Saturday, June 24, 2006

So I picked up a copy of The Da Vinci Code, just to see what all the fuss was about. It reads like the opening to a run of the mill (read: bad) romance novel!!! How can people think this is such an amazing book? I'm on page eight. So far I've been treated to a man "staggering through a vaulted archway", another man with a "glint in his ghostly eyes", and a third man who "needs a vacation" evidently based on the fact that his "dark stubble was shrouding his strong jaw".

Oh please. I'm supposed to take this seriously?

3 comments:

thmoot said...

hey Em,
I read the book during school, for lack of anything better to do, and I didn't think it was that bad,not GREAT, but not terrible. I guess the basic reason people think it's so good is because it keeps you on the edge of your seat the whole time, but I didn't like how they tell you that christianity is a fake, and expect you to believe it. Although I guess I knew it was gonna happen before hand. However, it doesn't come until the middle of the book, so you got a ways to go.

~Abbey

Amber said...

Yeah, I read it a couple years ago because it was picked for my book group (the book group affiliated with the Episcopal Church I used to attend, no less! *sigh*) and yes, the book is shallow, poorly written, and just plain bad. The only thing positive I could think of to say about it was that it was at least a quick read and I didn't have to waste too much of my life slogging through it.

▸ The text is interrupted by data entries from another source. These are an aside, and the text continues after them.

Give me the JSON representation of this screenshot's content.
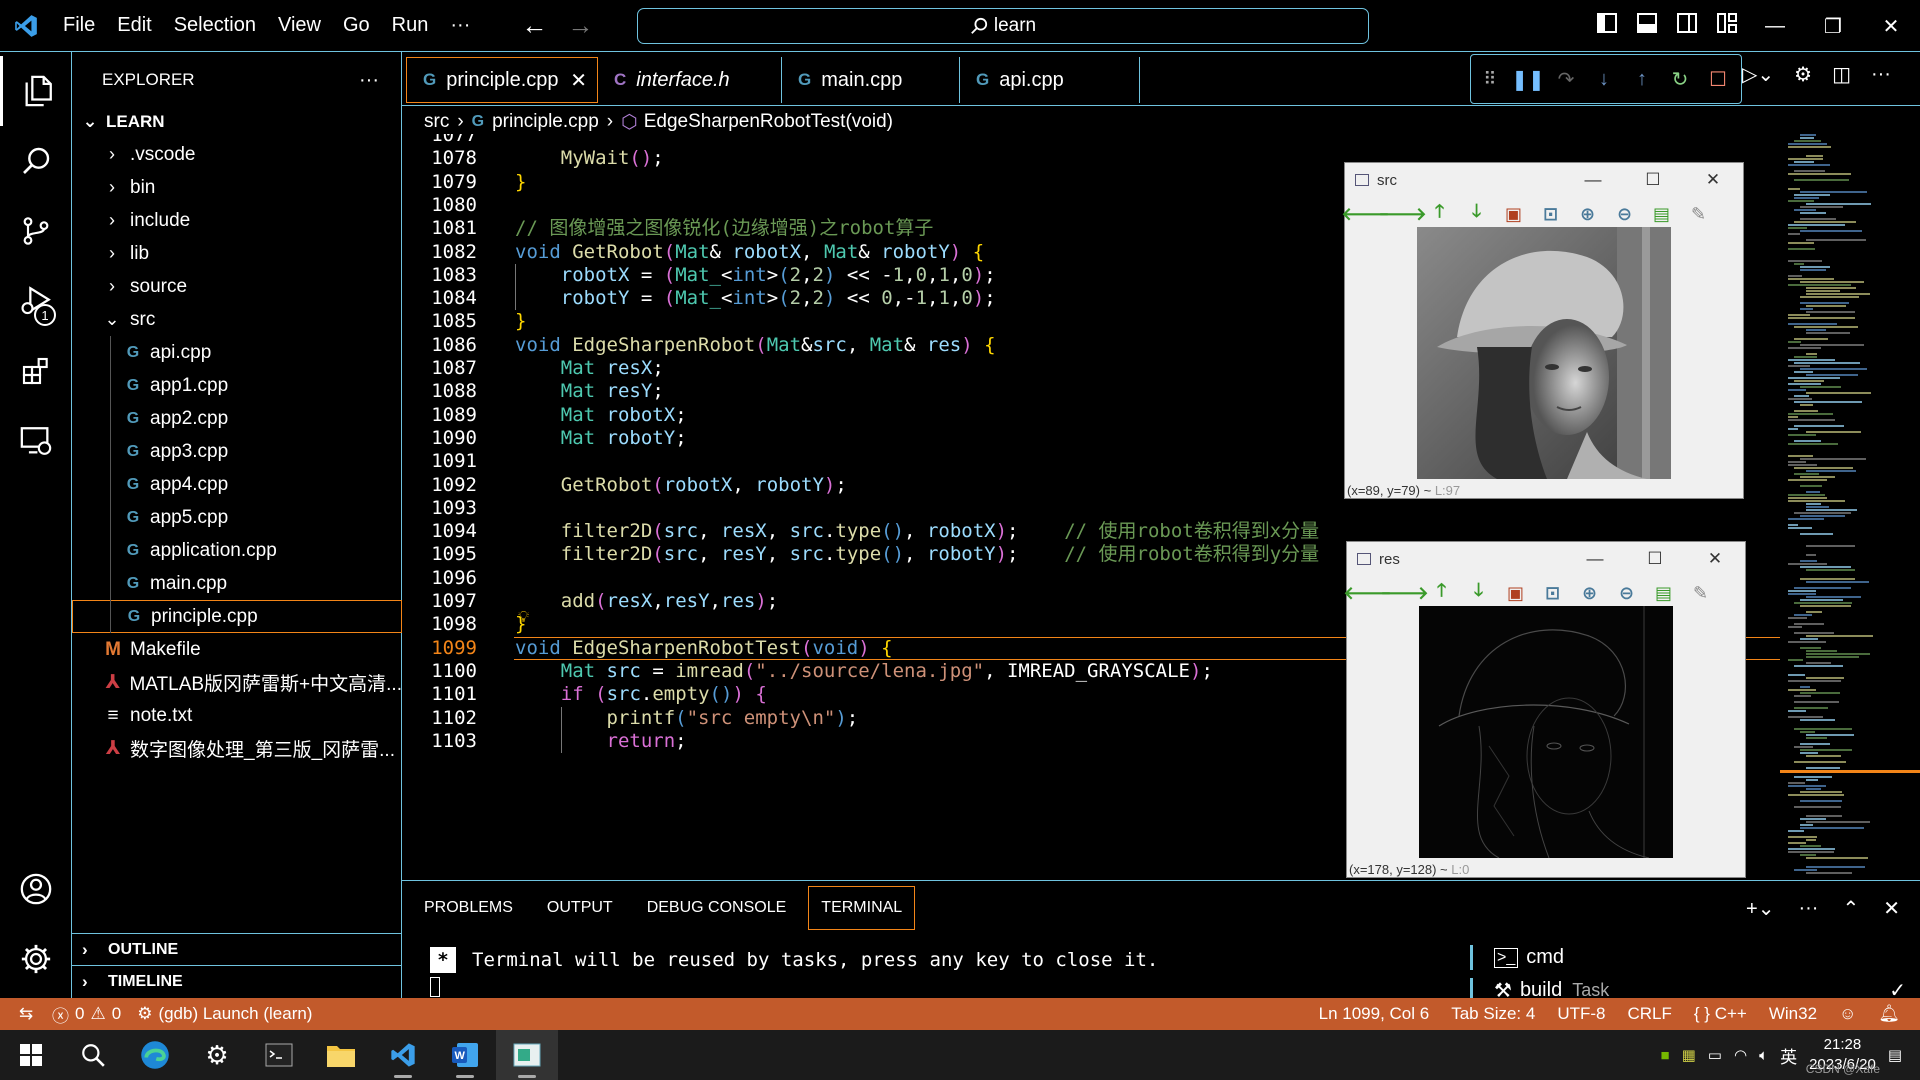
{
  "titlebar": {
    "menu": [
      "File",
      "Edit",
      "Selection",
      "View",
      "Go",
      "Run",
      "···"
    ],
    "search_text": "learn"
  },
  "activitybar": {
    "run_badge": "1"
  },
  "sidebar": {
    "title": "EXPLORER",
    "more": "···",
    "root": "LEARN",
    "items": [
      {
        "label": ".vscode",
        "type": "folder",
        "state": "collapsed"
      },
      {
        "label": "bin",
        "type": "folder",
        "state": "collapsed"
      },
      {
        "label": "include",
        "type": "folder",
        "state": "collapsed"
      },
      {
        "label": "lib",
        "type": "folder",
        "state": "collapsed"
      },
      {
        "label": "source",
        "type": "folder",
        "state": "collapsed"
      },
      {
        "label": "src",
        "type": "folder",
        "state": "expanded"
      },
      {
        "label": "api.cpp",
        "type": "cpp"
      },
      {
        "label": "app1.cpp",
        "type": "cpp"
      },
      {
        "label": "app2.cpp",
        "type": "cpp"
      },
      {
        "label": "app3.cpp",
        "type": "cpp"
      },
      {
        "label": "app4.cpp",
        "type": "cpp"
      },
      {
        "label": "app5.cpp",
        "type": "cpp"
      },
      {
        "label": "application.cpp",
        "type": "cpp"
      },
      {
        "label": "main.cpp",
        "type": "cpp"
      },
      {
        "label": "principle.cpp",
        "type": "cpp",
        "selected": true
      },
      {
        "label": "Makefile",
        "type": "make"
      },
      {
        "label": "MATLAB版冈萨雷斯+中文高清...",
        "type": "pdf"
      },
      {
        "label": "note.txt",
        "type": "txt"
      },
      {
        "label": "数字图像处理_第三版_冈萨雷...",
        "type": "pdf"
      }
    ],
    "outline": "OUTLINE",
    "timeline": "TIMELINE"
  },
  "tabs": [
    {
      "label": "principle.cpp",
      "icon": "G",
      "active": true
    },
    {
      "label": "interface.h",
      "icon": "C",
      "italic": true
    },
    {
      "label": "main.cpp",
      "icon": "G"
    },
    {
      "label": "api.cpp",
      "icon": "G"
    }
  ],
  "breadcrumb": {
    "folder": "src",
    "file": "principle.cpp",
    "symbol": "EdgeSharpenRobotTest(void)"
  },
  "code": {
    "current_line": "1099",
    "lines": [
      {
        "n": "1077",
        "html": ""
      },
      {
        "n": "1078",
        "html": "    <span class='f'>MyWait</span><span class='m'>()</span>;"
      },
      {
        "n": "1079",
        "html": "<span class='y'>}</span>"
      },
      {
        "n": "1080",
        "html": ""
      },
      {
        "n": "1081",
        "html": "<span class='c'>// 图像增强之图像锐化(边缘增强)之robot算子</span>"
      },
      {
        "n": "1082",
        "html": "<span class='k'>void</span> <span class='f'>GetRobot</span><span class='m'>(</span><span class='t'>Mat</span>&amp; <span class='p'>robotX</span>, <span class='t'>Mat</span>&amp; <span class='p'>robotY</span><span class='m'>)</span> <span class='y'>{</span>"
      },
      {
        "n": "1083",
        "html": "    <span class='p'>robotX</span> = <span class='m'>(</span><span class='t'>Mat_</span>&lt;<span class='k'>int</span>&gt;<span class='k'>(</span><span class='n'>2</span>,<span class='n'>2</span><span class='k'>)</span> &lt;&lt; -<span class='n'>1</span>,<span class='n'>0</span>,<span class='n'>1</span>,<span class='n'>0</span><span class='m'>)</span>;"
      },
      {
        "n": "1084",
        "html": "    <span class='p'>robotY</span> = <span class='m'>(</span><span class='t'>Mat_</span>&lt;<span class='k'>int</span>&gt;<span class='k'>(</span><span class='n'>2</span>,<span class='n'>2</span><span class='k'>)</span> &lt;&lt; <span class='n'>0</span>,-<span class='n'>1</span>,<span class='n'>1</span>,<span class='n'>0</span><span class='m'>)</span>;"
      },
      {
        "n": "1085",
        "html": "<span class='y'>}</span>"
      },
      {
        "n": "1086",
        "html": "<span class='k'>void</span> <span class='f'>EdgeSharpenRobot</span><span class='m'>(</span><span class='t'>Mat</span>&amp;<span class='p'>src</span>, <span class='t'>Mat</span>&amp; <span class='p'>res</span><span class='m'>)</span> <span class='y'>{</span>"
      },
      {
        "n": "1087",
        "html": "    <span class='t'>Mat</span> <span class='p'>resX</span>;"
      },
      {
        "n": "1088",
        "html": "    <span class='t'>Mat</span> <span class='p'>resY</span>;"
      },
      {
        "n": "1089",
        "html": "    <span class='t'>Mat</span> <span class='p'>robotX</span>;"
      },
      {
        "n": "1090",
        "html": "    <span class='t'>Mat</span> <span class='p'>robotY</span>;"
      },
      {
        "n": "1091",
        "html": ""
      },
      {
        "n": "1092",
        "html": "    <span class='f'>GetRobot</span><span class='m'>(</span><span class='p'>robotX</span>, <span class='p'>robotY</span><span class='m'>)</span>;"
      },
      {
        "n": "1093",
        "html": ""
      },
      {
        "n": "1094",
        "html": "    <span class='f'>filter2D</span><span class='m'>(</span><span class='p'>src</span>, <span class='p'>resX</span>, <span class='p'>src</span>.<span class='f'>type</span><span class='k'>()</span>, <span class='p'>robotX</span><span class='m'>)</span>;    <span class='c'>// 使用robot卷积得到x分量</span>"
      },
      {
        "n": "1095",
        "html": "    <span class='f'>filter2D</span><span class='m'>(</span><span class='p'>src</span>, <span class='p'>resY</span>, <span class='p'>src</span>.<span class='f'>type</span><span class='k'>()</span>, <span class='p'>robotY</span><span class='m'>)</span>;    <span class='c'>// 使用robot卷积得到y分量</span>"
      },
      {
        "n": "1096",
        "html": ""
      },
      {
        "n": "1097",
        "html": "    <span class='f'>add</span><span class='m'>(</span><span class='p'>resX</span>,<span class='p'>resY</span>,<span class='p'>res</span><span class='m'>)</span>;"
      },
      {
        "n": "1098",
        "html": "<span class='y'>}</span>"
      },
      {
        "n": "1099",
        "html": "<span class='k'>void</span> <span class='f'>EdgeSharpenRobotTest</span><span class='m'>(</span><span class='k'>void</span><span class='m'>)</span> <span class='y'>{</span>"
      },
      {
        "n": "1100",
        "html": "    <span class='t'>Mat</span> <span class='p'>src</span> = <span class='f'>imread</span><span class='m'>(</span><span class='s'>\"../source/lena.jpg\"</span>, <span class='w'>IMREAD_GRAYSCALE</span><span class='m'>)</span>;"
      },
      {
        "n": "1101",
        "html": "    <span class='m'>if</span> <span class='m'>(</span><span class='p'>src</span>.<span class='f'>empty</span><span class='k'>()</span><span class='m'>)</span> <span class='m'>{</span>"
      },
      {
        "n": "1102",
        "html": "        <span class='f'>printf</span><span class='k'>(</span><span class='s'>\"src empty\\n\"</span><span class='k'>)</span>;"
      },
      {
        "n": "1103",
        "html": "        <span class='m'>return</span>;"
      }
    ]
  },
  "windows": [
    {
      "title": "src",
      "status": "(x=89, y=79) ~",
      "status_dim": "L:97"
    },
    {
      "title": "res",
      "status": "(x=178, y=128) ~",
      "status_dim": "L:0"
    }
  ],
  "panel": {
    "tabs": [
      "PROBLEMS",
      "OUTPUT",
      "DEBUG CONSOLE",
      "TERMINAL"
    ],
    "active_tab": "TERMINAL",
    "terminal_text": "Terminal will be reused by tasks, press any key to close it.",
    "terminals": [
      {
        "label": "cmd"
      },
      {
        "label": "build",
        "suffix": "Task"
      }
    ]
  },
  "statusbar": {
    "errors": "0",
    "warnings": "0",
    "launch": "(gdb) Launch (learn)",
    "position": "Ln 1099, Col 6",
    "tabsize": "Tab Size: 4",
    "encoding": "UTF-8",
    "eol": "CRLF",
    "language": "C++",
    "platform": "Win32",
    "color": "#c25a2b"
  },
  "taskbar": {
    "ime": "英",
    "time": "21:28",
    "date": "2023/6/20",
    "watermark": "CSDN @Xafe"
  }
}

I really don't understand why so many people are fawning over it - but perhaps if you are a person who really doesn't read at all or only reads pap, the book can masquerade as more than it really is because it "challenges" accepted thought on important subjects.

Dy said...

Oh, yes. Add me to those with the DaVince Code Gag Reflex. *blech* It isn't the supposed "scandal" that's spawned all the religious hooha, but that it was just poorly written. Period. Cliche. Dull. Predictable. Laughable.

I try to steer folks wanting a truly great edge-of-your-seat story to read Cryptonomicon by Neal Stephenson. Not for the prudish, but the man is a master at character development and plot twists. Far more enjoyable than Brown's hash slinging.